To that end, Lepore and the animation crew first had to create a puppet of Marcel suitable to make multiple copies of. For the short films, Camp used an actual shell, but since carapaces vary in shape and size, it would have been nearly impossible to naturally find enough similar ones.

Instead, they did 3D scans of the actual original Marcel figure and then worked with a company called Stratasys. They were able to 3D print a large number of them in a way that the inner translucency and luster of real shells would come across. Once printed, the puppet team would sand down and paint in highlights on them by hand.

“Marcel is meant to be such a simple thing made of found objects, but re-creating that in a more formal setting where we had to have hundreds of Marcels for our shoot and they all had to be consistent, that was quite a challenge. We had to mass produce something like that and make it animatable and sturdy enough,” explained Lepore.

The petite size of the Marcel puppets, which don’t have any internal armature as most stop-motion characters do, also required added precision when bringing it to life. “It’s literally 1 inch by 1 inch. It’s the smallest puppet that any of the animators had ever worked with before,” said Lepore. “Nobody in the industry ever works with puppets that small.”

As a way to ensure that Marcel remained consistently himself no matter who was animating him throughout the long endeavor, Lepore and Camp put together a “bible” detailing how his movements work, how big his stride is, how quickly he can move when he is trying his fastest, and what the range of motion of his feet is.

“The work that they did is not just a feat of stop motion. It’s a feat of expressing emotion in all the little movements of Marcel’s eye and the nuanced postures they got him to make. They did that acting,” Slate said. “They combined that attention to detail with true heart. If that wasn’t the case, Marcel would be stiffer, he wouldn’t exude as much.”

In order to create the illusion that Marcel coexists with our reality, the film had to be shot twice with two different cinematographers.

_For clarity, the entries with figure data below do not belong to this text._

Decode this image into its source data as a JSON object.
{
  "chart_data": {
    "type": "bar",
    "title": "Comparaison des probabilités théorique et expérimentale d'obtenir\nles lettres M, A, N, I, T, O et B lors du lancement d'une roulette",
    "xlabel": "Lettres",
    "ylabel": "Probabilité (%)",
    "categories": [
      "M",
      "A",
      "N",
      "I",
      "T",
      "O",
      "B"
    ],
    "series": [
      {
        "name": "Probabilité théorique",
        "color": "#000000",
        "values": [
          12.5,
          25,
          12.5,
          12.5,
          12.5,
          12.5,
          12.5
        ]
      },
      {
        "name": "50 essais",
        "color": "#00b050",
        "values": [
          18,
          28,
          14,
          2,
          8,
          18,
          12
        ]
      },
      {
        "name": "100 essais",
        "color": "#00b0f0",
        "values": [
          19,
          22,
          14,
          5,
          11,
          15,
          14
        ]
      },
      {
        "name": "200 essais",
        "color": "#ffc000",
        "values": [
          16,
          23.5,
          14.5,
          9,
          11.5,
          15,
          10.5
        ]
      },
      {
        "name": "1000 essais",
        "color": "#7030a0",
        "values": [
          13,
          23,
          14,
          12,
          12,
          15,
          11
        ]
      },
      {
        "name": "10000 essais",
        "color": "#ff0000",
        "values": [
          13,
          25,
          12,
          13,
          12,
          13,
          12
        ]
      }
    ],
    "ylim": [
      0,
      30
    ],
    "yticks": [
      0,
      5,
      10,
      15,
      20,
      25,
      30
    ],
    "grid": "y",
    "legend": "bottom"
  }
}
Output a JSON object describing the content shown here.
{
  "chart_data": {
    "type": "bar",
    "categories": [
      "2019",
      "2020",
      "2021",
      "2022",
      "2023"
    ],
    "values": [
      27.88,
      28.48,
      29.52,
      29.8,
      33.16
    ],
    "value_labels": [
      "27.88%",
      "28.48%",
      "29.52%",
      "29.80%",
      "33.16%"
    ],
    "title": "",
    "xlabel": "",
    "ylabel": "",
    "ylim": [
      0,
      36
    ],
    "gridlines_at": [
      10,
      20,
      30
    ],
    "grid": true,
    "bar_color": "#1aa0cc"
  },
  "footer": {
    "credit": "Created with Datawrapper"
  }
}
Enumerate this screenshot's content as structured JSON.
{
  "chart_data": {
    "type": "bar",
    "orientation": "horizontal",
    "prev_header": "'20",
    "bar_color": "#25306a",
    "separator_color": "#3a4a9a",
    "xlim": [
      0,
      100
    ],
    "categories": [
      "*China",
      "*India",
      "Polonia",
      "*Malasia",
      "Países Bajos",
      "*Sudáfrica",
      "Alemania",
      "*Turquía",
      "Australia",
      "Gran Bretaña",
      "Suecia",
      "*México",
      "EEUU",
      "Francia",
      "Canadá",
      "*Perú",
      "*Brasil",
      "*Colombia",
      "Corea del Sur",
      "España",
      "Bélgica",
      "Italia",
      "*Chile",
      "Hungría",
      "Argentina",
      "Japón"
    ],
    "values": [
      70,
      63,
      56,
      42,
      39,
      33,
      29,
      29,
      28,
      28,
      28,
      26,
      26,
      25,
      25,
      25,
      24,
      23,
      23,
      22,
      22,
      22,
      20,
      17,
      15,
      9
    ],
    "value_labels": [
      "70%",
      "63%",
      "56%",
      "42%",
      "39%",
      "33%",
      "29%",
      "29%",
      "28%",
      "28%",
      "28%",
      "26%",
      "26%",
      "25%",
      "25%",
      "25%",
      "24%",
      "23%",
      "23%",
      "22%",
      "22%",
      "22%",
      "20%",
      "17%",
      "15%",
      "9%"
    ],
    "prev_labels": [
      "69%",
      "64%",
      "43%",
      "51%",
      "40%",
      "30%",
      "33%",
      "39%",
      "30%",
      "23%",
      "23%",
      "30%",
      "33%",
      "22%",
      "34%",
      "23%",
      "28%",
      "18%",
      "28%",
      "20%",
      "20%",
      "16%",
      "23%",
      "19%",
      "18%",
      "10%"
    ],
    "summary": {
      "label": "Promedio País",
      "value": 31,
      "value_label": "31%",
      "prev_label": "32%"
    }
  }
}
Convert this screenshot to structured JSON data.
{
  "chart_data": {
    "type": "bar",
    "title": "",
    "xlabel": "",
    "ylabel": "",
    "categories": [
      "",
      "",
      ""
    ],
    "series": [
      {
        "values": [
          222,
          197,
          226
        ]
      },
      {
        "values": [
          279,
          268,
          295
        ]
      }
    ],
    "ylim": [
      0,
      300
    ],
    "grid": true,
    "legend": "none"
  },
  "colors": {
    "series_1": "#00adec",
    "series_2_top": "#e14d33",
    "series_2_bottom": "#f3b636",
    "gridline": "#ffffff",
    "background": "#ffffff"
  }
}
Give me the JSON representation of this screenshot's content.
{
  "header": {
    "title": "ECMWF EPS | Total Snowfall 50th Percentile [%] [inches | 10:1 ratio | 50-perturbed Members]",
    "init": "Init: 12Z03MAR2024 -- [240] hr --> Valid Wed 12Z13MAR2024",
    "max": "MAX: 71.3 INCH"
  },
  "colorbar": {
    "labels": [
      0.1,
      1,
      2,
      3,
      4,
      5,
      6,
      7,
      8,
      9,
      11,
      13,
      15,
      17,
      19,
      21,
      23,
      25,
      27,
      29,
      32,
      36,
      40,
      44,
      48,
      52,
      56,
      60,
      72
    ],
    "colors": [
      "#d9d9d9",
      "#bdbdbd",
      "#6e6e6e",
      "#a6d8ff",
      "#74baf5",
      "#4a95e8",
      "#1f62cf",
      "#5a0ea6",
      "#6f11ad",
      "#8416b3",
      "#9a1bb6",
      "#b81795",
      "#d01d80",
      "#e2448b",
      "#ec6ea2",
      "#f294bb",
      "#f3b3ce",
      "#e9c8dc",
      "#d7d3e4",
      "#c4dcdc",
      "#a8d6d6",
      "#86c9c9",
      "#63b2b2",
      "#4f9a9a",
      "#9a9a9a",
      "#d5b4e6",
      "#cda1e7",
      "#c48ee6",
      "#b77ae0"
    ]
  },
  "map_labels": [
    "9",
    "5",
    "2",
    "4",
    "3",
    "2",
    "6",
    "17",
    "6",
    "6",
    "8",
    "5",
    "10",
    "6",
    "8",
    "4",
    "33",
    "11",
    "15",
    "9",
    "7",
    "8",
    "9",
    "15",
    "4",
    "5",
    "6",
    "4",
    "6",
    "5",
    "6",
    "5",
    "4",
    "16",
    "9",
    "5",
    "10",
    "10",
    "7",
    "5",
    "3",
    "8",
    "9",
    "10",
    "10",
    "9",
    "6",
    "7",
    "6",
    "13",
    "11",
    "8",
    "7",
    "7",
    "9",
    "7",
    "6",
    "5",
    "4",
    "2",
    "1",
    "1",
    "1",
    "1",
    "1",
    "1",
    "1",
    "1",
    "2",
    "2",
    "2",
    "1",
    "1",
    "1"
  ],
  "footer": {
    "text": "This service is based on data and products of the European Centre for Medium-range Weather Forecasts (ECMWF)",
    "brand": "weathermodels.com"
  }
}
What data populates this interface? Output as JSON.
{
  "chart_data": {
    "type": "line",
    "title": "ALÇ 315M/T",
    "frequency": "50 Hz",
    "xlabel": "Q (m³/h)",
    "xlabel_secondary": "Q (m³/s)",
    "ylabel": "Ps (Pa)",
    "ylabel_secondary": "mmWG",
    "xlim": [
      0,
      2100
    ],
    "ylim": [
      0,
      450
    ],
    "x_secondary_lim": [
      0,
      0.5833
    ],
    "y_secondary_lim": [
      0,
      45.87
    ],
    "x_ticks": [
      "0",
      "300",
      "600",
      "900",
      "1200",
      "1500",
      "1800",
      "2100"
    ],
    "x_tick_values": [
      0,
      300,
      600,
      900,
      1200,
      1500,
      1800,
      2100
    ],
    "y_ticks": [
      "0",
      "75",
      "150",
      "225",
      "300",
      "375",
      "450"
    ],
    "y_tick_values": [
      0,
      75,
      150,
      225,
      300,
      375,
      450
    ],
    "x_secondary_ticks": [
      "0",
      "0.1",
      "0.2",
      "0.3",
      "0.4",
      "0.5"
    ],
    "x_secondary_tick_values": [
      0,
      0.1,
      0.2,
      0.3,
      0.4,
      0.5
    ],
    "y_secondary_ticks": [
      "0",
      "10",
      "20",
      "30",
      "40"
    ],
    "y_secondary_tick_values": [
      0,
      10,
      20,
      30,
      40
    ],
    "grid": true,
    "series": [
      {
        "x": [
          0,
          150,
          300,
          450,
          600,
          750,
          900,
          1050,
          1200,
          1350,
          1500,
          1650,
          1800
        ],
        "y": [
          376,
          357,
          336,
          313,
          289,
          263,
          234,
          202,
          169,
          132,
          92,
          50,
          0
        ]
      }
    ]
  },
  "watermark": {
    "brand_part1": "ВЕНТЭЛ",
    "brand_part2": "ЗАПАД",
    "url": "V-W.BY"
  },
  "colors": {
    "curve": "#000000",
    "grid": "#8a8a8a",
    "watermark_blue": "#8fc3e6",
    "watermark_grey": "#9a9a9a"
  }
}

First, the live-action shoot in a real house was lensed by Bianca Cline, which occurred like most other productions, except that for the most part the shots were devoid of characters. Lepore had a stand-in of Marcel that she would place in the location to mark where the puppet would go once the stop-motion scenes were composited into the frame. They filmed with the stand-in present, and then again without it. Twice for every single shot.

For the sake of light continuity, it was pivotal for the stop-motion director of photography, Eric Adkins to be present for the live-action operation in order to take copious notes on how each shot was lighted — down to the measurements of the distance between the light source and the character — to be able to re-create them on the stop-motion stages months later.

One of the most impressive examples of Adkins’ skills, Lepore recalled, is the car ride that Marcel takes with Dean early in the film. After studying the live-action footage of that sequence and creating an equivalent of the dashboard, where Marcel stands, on a stop-motion stage, Adkins had to program his lights frame by frame to flicker in a way that would perfectly match how trees or other objects block the light from hitting Marcel as the vehicle moves.

Lepore had a stop-motion staff of around 50 artists working on 10 stages running simultaneously.

“For every interaction that Marcel has with a live-action character or a live-action prop, there was nothing spontaneous about it,” she noted. “It was all meticulously choreographed to make it look ultimately like it’s just off the cuff, as if it just happened.”